Health officers on Wednesday told Natrona County School District trustees to urge students to wear face masks when classes resume in the fall as a way to slow the spread of the coronavirus.

"We all have the same goal -- to keep the kids in school," Chief Natrona County Health Officer Dr. Mark Dowell said during a work session live-streamed on the district's YouTube channel.

"We know masks help," Dowell said.

At the beginning of the work session, Superintendent Mike Jennings recounted the district's guidelines for reopening the schools for students; personnel; teachers; and operations employees including those in food service, maintenance, custodial and transportation. The guidelines include checking temperatures before leaving home, staying home if symptomatic, practicing hygiene, limiting groups with athletics and other activities, and social distancing.

However, Natrona County Health Officer Dr. Ghazi Ghanem said that social distancing is not possible in schools, so masks become that much more important to slow the spread of the disease.

Ghanem knows it's hard for children to wear masks, he said. "But if we don't take that extra step, we're risking a major failure."

Other countries with a culture of wearing masks don't have the infection rates seen in the United States, he said.

Dowell suggested the district conduct an educational campaign for the parents how to check their children, and for the students to get creative such as designing masks for their own classrooms and schools to encourage wearing them. "That's our biggest ticket to stay open."

Trustee Debbie McCullar expressed skepticism about masks in part because the information about COVID-19 seems to change every week.

Dowell responded that the changes are the result of new information and the need for more tests and data, adding that some of the most successful countries in slowing the spread of the disease are in Scandinavia where children were taught that it's fun to wash their hands.

Children are less likely to die from the disease, but the risk with them is that they can transmit the disease to their parents and other family members.

Trustee Clark Jensen said that it seems that the spread is inevitable.

Dowell responded that the goal of health officials is to slow the spread as much as possible.

In the first 99 days of the pandemic, 1 million Americans tested positive, he said. The next 1 million tested positive in 33 days, and the next 1 million after that tested positive in 28 days.

Wyoming has been relatively sheltered, Dowell said.

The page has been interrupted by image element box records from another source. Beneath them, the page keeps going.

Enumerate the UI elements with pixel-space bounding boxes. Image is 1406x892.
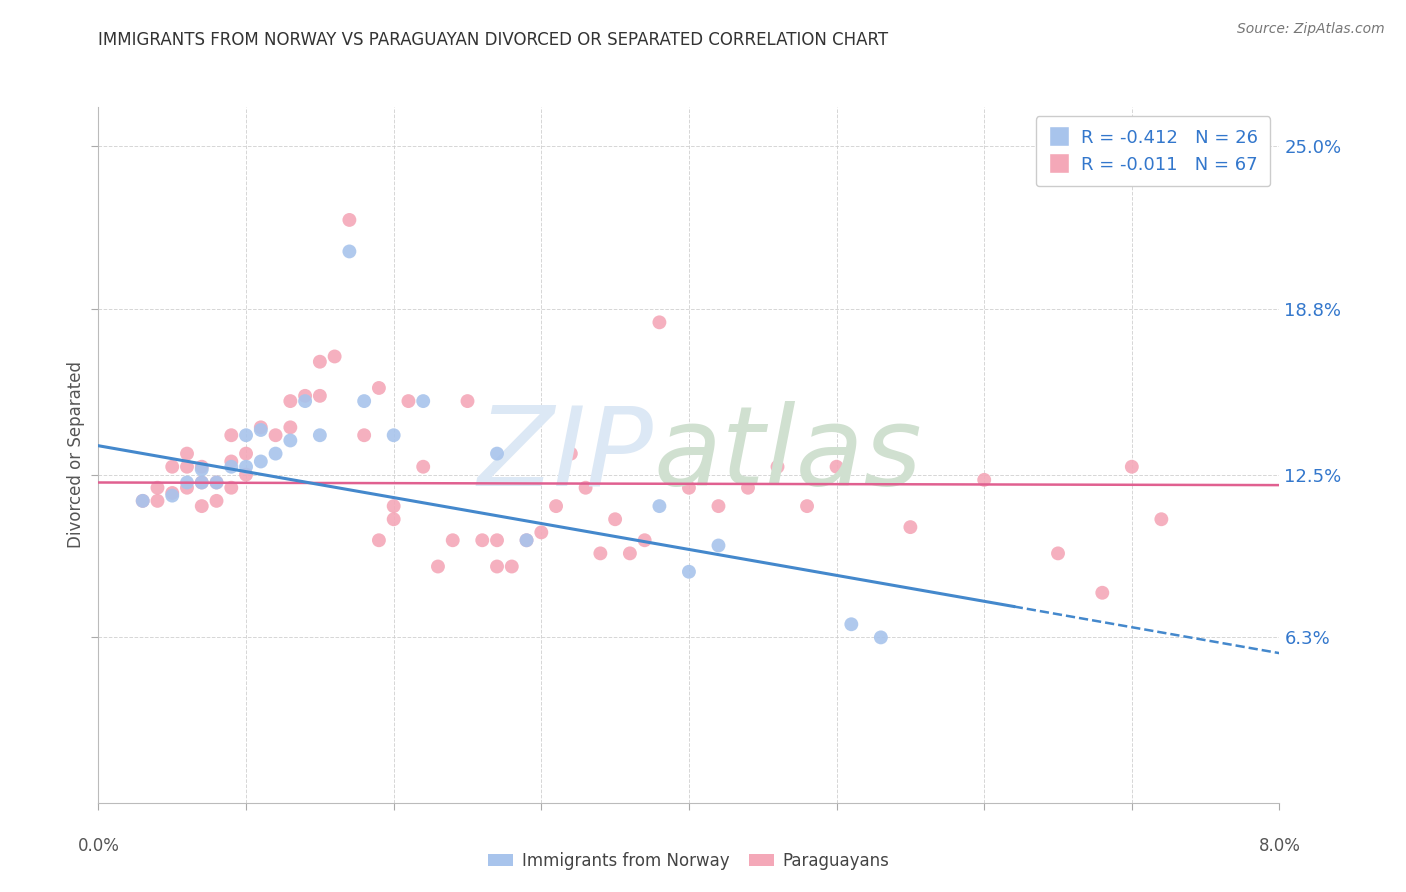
Point bbox=[1046, 546, 1069, 560]
Point bbox=[250, 423, 273, 437]
Point bbox=[264, 428, 287, 442]
Point bbox=[1121, 459, 1143, 474]
Point bbox=[412, 459, 434, 474]
Point bbox=[176, 481, 198, 495]
Point bbox=[308, 355, 332, 369]
Point bbox=[205, 475, 228, 490]
Point bbox=[367, 533, 389, 548]
Point bbox=[382, 512, 405, 526]
Point bbox=[278, 394, 302, 409]
Point bbox=[633, 533, 655, 548]
Point bbox=[869, 631, 891, 645]
Point bbox=[546, 499, 568, 513]
Text: atlas: atlas bbox=[654, 401, 922, 508]
Point bbox=[471, 533, 494, 548]
Point bbox=[619, 546, 641, 560]
Point bbox=[766, 459, 789, 474]
Point bbox=[219, 428, 242, 442]
Point bbox=[162, 459, 183, 474]
Text: IMMIGRANTS FROM NORWAY VS PARAGUAYAN DIVORCED OR SEPARATED CORRELATION CHART: IMMIGRANTS FROM NORWAY VS PARAGUAYAN DIV… bbox=[98, 31, 889, 49]
Point bbox=[146, 481, 169, 495]
Point bbox=[737, 481, 759, 495]
Legend: R = -0.412   N = 26, R = -0.011   N = 67: R = -0.412 N = 26, R = -0.011 N = 67 bbox=[1036, 116, 1271, 186]
Point bbox=[337, 213, 360, 227]
Point bbox=[235, 467, 257, 482]
Point bbox=[235, 447, 257, 461]
Point bbox=[191, 475, 214, 490]
Point bbox=[176, 459, 198, 474]
Text: 0.0%: 0.0% bbox=[77, 837, 120, 855]
Point bbox=[191, 499, 214, 513]
Point bbox=[235, 459, 257, 474]
Point bbox=[796, 499, 818, 513]
Point bbox=[441, 533, 464, 548]
Point bbox=[278, 420, 302, 434]
Point bbox=[707, 539, 730, 553]
Point bbox=[294, 389, 316, 403]
Point bbox=[839, 617, 862, 632]
Point bbox=[1150, 512, 1173, 526]
Point bbox=[900, 520, 922, 534]
Point bbox=[191, 475, 214, 490]
Point bbox=[176, 475, 198, 490]
Point bbox=[205, 494, 228, 508]
Point bbox=[382, 428, 405, 442]
Point bbox=[219, 481, 242, 495]
Point bbox=[219, 454, 242, 468]
Point bbox=[515, 533, 537, 548]
Point bbox=[560, 447, 582, 461]
Point bbox=[648, 315, 671, 329]
Point bbox=[501, 559, 523, 574]
Point bbox=[648, 499, 671, 513]
Point bbox=[485, 447, 508, 461]
Point bbox=[278, 434, 302, 448]
Point bbox=[456, 394, 478, 409]
Point bbox=[323, 350, 346, 364]
Point bbox=[382, 499, 405, 513]
Point bbox=[132, 494, 155, 508]
Y-axis label: Divorced or Separated: Divorced or Separated bbox=[66, 361, 84, 549]
Point bbox=[678, 565, 700, 579]
Point bbox=[589, 546, 612, 560]
Point bbox=[678, 481, 700, 495]
Point bbox=[264, 447, 287, 461]
Point bbox=[574, 481, 596, 495]
Point bbox=[308, 428, 332, 442]
Point bbox=[205, 475, 228, 490]
Point bbox=[605, 512, 627, 526]
Point bbox=[412, 394, 434, 409]
Text: 8.0%: 8.0% bbox=[1258, 837, 1301, 855]
Point bbox=[191, 462, 214, 476]
Text: Source: ZipAtlas.com: Source: ZipAtlas.com bbox=[1237, 22, 1385, 37]
Point bbox=[162, 489, 183, 503]
Point bbox=[219, 459, 242, 474]
Point bbox=[353, 428, 375, 442]
Point bbox=[176, 447, 198, 461]
Legend: Immigrants from Norway, Paraguayans: Immigrants from Norway, Paraguayans bbox=[482, 846, 896, 877]
Point bbox=[485, 559, 508, 574]
Point bbox=[485, 533, 508, 548]
Point bbox=[825, 459, 848, 474]
Point bbox=[337, 244, 360, 259]
Point bbox=[250, 454, 273, 468]
Point bbox=[707, 499, 730, 513]
Point bbox=[132, 494, 155, 508]
Point bbox=[353, 394, 375, 409]
Point bbox=[426, 559, 449, 574]
Point bbox=[308, 389, 332, 403]
Point bbox=[1091, 586, 1114, 600]
Point bbox=[367, 381, 389, 395]
Point bbox=[235, 428, 257, 442]
Point bbox=[146, 494, 169, 508]
Point bbox=[191, 459, 214, 474]
Point bbox=[294, 394, 316, 409]
Point bbox=[250, 420, 273, 434]
Point bbox=[396, 394, 419, 409]
Point bbox=[515, 533, 537, 548]
Text: ZIP: ZIP bbox=[478, 401, 654, 508]
Point bbox=[162, 486, 183, 500]
Point bbox=[973, 473, 995, 487]
Point bbox=[530, 525, 553, 540]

In Texas, Arizona and Florida, the infection rates have skyrocketed. The new COVID-19 cases have overwhelmed hospitals. Ghanem said that in turn has made it that much more difficult if not impossible for people having heart attacks, strokes and other life-threatening health issues to receive care.

Trustee Keith Christopherson also was skeptical about the numbers and the infection risks.

Dowell pointed to the consequences in Uinta County where people didn't practice social distancing and wear masks: "One bar, one evening, one dance floor, 130 cases. Shut down two medical facilities."

The public and the school district can't afford to take the risks for the disease to spread, he and Ghanem said, adding they are responsible for the public health.

"This [masks on children] isn't a big deal," Dowell said. "It's a small thing to do to keep the schools open. That's all we're saying."